Examinons maintenant la position des parties à la fin de cette guerre et comparons-les.
À vrai dire, les Arméniens n’avaient absolument pas d’autre choix que d’accepter les conditions azéries. Les Arméniens ont subi d’énormes pertes tandis que les Azéris ont pris Chouchi, la ville stratégique clé qui contrôle à la fois la capitale du Nagorno-Karabagh (NK), Stepanakert, et le couloir entre le NK et l’Arménie. Si Pashinian n’avait pas signé, les Arméniens, encerclés, auraient été massacrés par les Azéris – dans cette guerre, les deux parties ont déclaré n’avoir presque pas de prisonniers. Pourquoi ? Parce que presque tous ont été exécutés, souvent après des tortures horribles, par les deux parties. Les analystes russes disent également que l’Arménie a été très rapidement à court de fournitures, un fait également mentionné par Pashinian.
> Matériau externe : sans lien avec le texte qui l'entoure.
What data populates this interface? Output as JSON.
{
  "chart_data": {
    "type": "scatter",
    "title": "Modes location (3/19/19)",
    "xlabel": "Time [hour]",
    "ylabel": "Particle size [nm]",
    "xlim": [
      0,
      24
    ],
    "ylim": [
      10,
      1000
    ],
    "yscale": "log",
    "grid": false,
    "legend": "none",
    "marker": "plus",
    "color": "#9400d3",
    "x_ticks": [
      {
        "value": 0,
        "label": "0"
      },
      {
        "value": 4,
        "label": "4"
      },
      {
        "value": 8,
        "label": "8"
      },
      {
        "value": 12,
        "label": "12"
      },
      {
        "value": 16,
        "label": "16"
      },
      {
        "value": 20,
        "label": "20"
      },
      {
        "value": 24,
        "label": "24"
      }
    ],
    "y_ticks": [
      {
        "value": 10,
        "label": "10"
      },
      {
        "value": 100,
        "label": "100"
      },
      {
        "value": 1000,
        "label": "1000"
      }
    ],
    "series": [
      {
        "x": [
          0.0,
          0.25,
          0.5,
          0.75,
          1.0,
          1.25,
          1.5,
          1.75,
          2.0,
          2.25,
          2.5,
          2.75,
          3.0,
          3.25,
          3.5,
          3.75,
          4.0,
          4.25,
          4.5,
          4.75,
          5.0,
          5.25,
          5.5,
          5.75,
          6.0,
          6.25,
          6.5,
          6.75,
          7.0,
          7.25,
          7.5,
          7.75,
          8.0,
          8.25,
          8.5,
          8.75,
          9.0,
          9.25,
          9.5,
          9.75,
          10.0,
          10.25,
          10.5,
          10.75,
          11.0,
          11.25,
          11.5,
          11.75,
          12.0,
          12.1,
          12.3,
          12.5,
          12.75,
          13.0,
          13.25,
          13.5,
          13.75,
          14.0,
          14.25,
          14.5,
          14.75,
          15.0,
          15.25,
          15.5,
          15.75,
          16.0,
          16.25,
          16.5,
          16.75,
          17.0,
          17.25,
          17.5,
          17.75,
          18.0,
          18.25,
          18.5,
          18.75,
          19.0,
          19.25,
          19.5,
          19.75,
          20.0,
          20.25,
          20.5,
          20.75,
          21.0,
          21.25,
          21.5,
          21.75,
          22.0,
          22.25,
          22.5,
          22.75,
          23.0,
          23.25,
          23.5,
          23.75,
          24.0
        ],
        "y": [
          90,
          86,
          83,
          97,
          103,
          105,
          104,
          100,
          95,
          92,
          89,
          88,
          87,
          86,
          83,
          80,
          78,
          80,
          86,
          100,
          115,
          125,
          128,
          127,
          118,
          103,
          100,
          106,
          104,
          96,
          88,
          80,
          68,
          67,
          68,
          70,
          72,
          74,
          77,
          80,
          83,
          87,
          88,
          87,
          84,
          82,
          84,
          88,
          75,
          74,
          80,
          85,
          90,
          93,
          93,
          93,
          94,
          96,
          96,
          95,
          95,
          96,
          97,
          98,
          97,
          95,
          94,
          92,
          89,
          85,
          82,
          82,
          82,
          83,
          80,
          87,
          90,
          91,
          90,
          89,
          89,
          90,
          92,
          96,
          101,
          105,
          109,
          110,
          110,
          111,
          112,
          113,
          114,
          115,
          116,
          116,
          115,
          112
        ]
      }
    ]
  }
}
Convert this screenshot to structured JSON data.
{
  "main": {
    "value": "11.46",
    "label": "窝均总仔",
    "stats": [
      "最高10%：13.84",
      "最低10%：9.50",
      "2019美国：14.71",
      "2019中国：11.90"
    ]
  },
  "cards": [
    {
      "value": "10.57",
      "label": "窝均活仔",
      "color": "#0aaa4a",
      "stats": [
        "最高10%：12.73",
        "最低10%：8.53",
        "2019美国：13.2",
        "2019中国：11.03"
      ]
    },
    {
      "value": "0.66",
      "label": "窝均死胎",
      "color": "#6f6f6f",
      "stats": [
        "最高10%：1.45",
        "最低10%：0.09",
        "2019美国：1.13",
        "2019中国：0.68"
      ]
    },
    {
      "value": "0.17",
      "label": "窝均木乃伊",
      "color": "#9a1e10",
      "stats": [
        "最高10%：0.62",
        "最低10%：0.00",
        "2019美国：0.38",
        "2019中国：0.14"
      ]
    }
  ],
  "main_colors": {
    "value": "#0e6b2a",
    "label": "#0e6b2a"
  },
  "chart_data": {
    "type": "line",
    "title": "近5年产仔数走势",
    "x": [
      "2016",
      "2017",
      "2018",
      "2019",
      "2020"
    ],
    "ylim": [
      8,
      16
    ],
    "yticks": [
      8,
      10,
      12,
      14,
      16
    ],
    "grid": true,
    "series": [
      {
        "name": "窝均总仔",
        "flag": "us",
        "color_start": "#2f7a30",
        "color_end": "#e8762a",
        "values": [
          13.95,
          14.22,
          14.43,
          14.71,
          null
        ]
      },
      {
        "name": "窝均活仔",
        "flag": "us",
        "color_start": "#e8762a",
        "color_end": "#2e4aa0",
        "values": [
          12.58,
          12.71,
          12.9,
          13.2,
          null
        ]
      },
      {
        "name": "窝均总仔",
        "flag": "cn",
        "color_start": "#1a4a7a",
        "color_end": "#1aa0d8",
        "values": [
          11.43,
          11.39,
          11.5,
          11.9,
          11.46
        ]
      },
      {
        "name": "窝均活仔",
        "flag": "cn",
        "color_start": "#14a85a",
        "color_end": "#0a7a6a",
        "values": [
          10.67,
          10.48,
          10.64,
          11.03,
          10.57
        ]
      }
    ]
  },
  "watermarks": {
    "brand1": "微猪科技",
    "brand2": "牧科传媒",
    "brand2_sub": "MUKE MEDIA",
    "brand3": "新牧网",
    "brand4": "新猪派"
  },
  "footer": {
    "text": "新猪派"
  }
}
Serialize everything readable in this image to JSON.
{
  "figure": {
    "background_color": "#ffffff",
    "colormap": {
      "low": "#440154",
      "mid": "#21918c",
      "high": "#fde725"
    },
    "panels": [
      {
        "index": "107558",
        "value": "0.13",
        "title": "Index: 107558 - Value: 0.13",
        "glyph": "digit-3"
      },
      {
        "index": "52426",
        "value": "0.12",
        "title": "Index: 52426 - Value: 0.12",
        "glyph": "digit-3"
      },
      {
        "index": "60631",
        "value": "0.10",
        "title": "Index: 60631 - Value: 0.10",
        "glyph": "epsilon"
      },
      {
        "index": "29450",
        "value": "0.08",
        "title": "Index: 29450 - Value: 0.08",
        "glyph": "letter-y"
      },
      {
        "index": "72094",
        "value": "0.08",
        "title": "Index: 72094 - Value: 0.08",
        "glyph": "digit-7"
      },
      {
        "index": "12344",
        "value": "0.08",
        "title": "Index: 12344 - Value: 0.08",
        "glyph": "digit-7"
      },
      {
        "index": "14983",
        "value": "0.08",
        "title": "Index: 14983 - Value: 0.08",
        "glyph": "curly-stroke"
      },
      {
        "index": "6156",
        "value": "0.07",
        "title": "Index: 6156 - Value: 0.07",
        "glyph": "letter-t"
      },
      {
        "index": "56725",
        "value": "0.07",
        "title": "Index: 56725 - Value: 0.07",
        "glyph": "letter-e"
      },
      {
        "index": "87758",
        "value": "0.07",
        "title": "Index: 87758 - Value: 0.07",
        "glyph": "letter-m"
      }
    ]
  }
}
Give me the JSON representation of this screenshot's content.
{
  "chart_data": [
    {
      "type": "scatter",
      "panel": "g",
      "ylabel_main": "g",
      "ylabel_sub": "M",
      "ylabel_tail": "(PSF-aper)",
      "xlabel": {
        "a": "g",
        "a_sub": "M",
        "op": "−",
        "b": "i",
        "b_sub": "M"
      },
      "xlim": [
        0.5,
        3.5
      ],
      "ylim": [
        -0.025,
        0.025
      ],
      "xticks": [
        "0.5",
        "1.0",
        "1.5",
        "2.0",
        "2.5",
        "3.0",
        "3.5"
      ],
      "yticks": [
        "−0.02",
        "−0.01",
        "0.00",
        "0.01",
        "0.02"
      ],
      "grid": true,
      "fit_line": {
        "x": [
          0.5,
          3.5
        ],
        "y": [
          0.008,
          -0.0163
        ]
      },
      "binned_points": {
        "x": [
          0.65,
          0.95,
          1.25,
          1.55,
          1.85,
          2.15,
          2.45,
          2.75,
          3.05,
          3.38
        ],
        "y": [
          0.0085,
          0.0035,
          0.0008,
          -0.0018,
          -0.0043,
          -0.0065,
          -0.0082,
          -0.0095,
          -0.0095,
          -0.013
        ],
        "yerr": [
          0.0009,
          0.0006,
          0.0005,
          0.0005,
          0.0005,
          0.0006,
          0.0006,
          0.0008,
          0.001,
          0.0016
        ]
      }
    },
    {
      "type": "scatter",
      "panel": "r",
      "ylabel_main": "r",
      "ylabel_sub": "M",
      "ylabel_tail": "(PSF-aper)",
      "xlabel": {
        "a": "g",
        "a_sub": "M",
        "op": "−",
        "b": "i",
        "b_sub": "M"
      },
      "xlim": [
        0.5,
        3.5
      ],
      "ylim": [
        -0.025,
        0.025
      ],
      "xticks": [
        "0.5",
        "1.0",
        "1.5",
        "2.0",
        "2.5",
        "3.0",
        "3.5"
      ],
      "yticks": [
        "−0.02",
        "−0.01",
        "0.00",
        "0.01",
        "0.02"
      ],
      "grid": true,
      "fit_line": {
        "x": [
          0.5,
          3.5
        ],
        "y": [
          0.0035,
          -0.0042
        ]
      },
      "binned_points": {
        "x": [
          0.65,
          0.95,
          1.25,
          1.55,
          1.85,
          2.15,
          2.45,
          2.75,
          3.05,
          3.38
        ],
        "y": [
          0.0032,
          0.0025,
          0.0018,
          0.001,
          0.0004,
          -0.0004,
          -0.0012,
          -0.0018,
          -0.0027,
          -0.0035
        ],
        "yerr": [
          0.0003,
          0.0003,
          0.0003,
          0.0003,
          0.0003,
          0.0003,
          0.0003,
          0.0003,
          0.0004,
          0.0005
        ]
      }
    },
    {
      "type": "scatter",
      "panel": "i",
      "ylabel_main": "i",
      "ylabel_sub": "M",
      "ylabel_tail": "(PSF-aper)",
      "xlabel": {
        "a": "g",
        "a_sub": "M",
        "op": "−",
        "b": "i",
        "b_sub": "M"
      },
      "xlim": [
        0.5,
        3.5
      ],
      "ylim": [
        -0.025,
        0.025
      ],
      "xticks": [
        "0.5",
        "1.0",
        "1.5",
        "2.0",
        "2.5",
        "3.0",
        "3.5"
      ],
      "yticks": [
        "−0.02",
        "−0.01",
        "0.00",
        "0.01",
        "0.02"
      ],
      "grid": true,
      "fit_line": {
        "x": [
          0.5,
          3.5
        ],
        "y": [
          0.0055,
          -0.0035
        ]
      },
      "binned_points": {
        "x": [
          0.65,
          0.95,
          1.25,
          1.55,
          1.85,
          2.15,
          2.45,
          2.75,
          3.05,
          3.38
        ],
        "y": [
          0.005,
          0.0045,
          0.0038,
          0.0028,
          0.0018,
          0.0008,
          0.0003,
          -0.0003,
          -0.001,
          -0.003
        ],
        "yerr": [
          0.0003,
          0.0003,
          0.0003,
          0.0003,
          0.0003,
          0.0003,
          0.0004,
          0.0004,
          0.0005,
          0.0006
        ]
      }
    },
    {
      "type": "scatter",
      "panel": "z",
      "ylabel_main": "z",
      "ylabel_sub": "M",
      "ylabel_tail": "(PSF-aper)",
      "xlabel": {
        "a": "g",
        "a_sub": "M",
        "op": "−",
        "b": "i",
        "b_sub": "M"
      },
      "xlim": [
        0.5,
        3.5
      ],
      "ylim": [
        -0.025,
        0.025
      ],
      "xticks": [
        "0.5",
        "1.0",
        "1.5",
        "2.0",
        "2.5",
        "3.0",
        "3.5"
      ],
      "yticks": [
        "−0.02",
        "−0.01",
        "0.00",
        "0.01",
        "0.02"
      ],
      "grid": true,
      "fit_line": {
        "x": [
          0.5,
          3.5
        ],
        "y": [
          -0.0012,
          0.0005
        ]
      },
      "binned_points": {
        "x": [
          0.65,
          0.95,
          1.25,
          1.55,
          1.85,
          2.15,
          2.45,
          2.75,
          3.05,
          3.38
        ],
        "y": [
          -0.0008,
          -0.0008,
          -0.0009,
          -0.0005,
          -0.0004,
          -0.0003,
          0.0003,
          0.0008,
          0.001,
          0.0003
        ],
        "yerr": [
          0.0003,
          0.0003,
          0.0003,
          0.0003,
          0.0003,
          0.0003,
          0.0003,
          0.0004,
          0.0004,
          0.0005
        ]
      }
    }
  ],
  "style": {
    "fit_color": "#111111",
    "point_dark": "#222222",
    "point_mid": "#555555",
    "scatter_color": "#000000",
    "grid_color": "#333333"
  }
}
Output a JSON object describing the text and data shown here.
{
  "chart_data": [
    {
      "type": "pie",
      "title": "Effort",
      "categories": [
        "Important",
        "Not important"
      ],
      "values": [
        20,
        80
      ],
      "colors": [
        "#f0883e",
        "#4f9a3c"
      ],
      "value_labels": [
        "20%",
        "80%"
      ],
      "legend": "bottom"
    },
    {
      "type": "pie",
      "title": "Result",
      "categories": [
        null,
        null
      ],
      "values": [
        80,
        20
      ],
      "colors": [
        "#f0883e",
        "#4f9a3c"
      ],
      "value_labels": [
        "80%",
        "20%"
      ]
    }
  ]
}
Pour dire les choses simplement : le plan d’Aliev a fonctionné, l’arrogance aveugle des dirigeants arméniens, ainsi que leurs politiques suicidaires ont presque coûté à l’Arménie la perte complète du NK et, peut-être même, l’existence de leur propre pays. Une fois tous les meilleurs officiers arméniens éliminés, y compris les héros de la première guerre du Karabakh, que l’Arménie avait gagnée, il ne restait plus que des clowns délirants qui promettaient que l’Arménie, sans aucune aide, y compris celle des Russes, pourrait gagner la guerre et conduire ses forces à Bakou et oui, ils semblaient tout aussi délirants que certains dirigeants ukrainiens.
Turquie : l’autre grand perdant de cette guerre est la Turquie dont les objectifs de rassembler toutes les nations turques sous une seule bannière néo-ottomane se sont, comme on pouvait s’y attendre, effondrés. Encore une fois. Erdogan est un mégalomane et un fauteur de troubles de classe mondiale, et il a impliqué la Turquie dans des guerres, ou quasi guerres, avec la Syrie, Israël, l’Irak, la Grèce, la Libye, l’Iran, la Russie et même, dans une certaine mesure, l’OTAN. Et n’oublions pas les opérations sanglantes contre les Kurdes partout dans le monde. C’est un véritable psychopathe et cela le rend très, très dangereux. La Russie est intervenue militairement en Syrie, en Libye et maintenant en Azerbaïdjan pour refuser à la Turquie son statut d’empire en puissance et à chaque fois nous avons vu que la Turquie, en tant que pays, n’a tout simplement pas les ressources pour essayer de construire un empire, d’autant plus qu’Erdogan ne comprend tout simplement pas qu’ouvrir simultanément des conflits sur plusieurs fronts est une recette pour le désastre.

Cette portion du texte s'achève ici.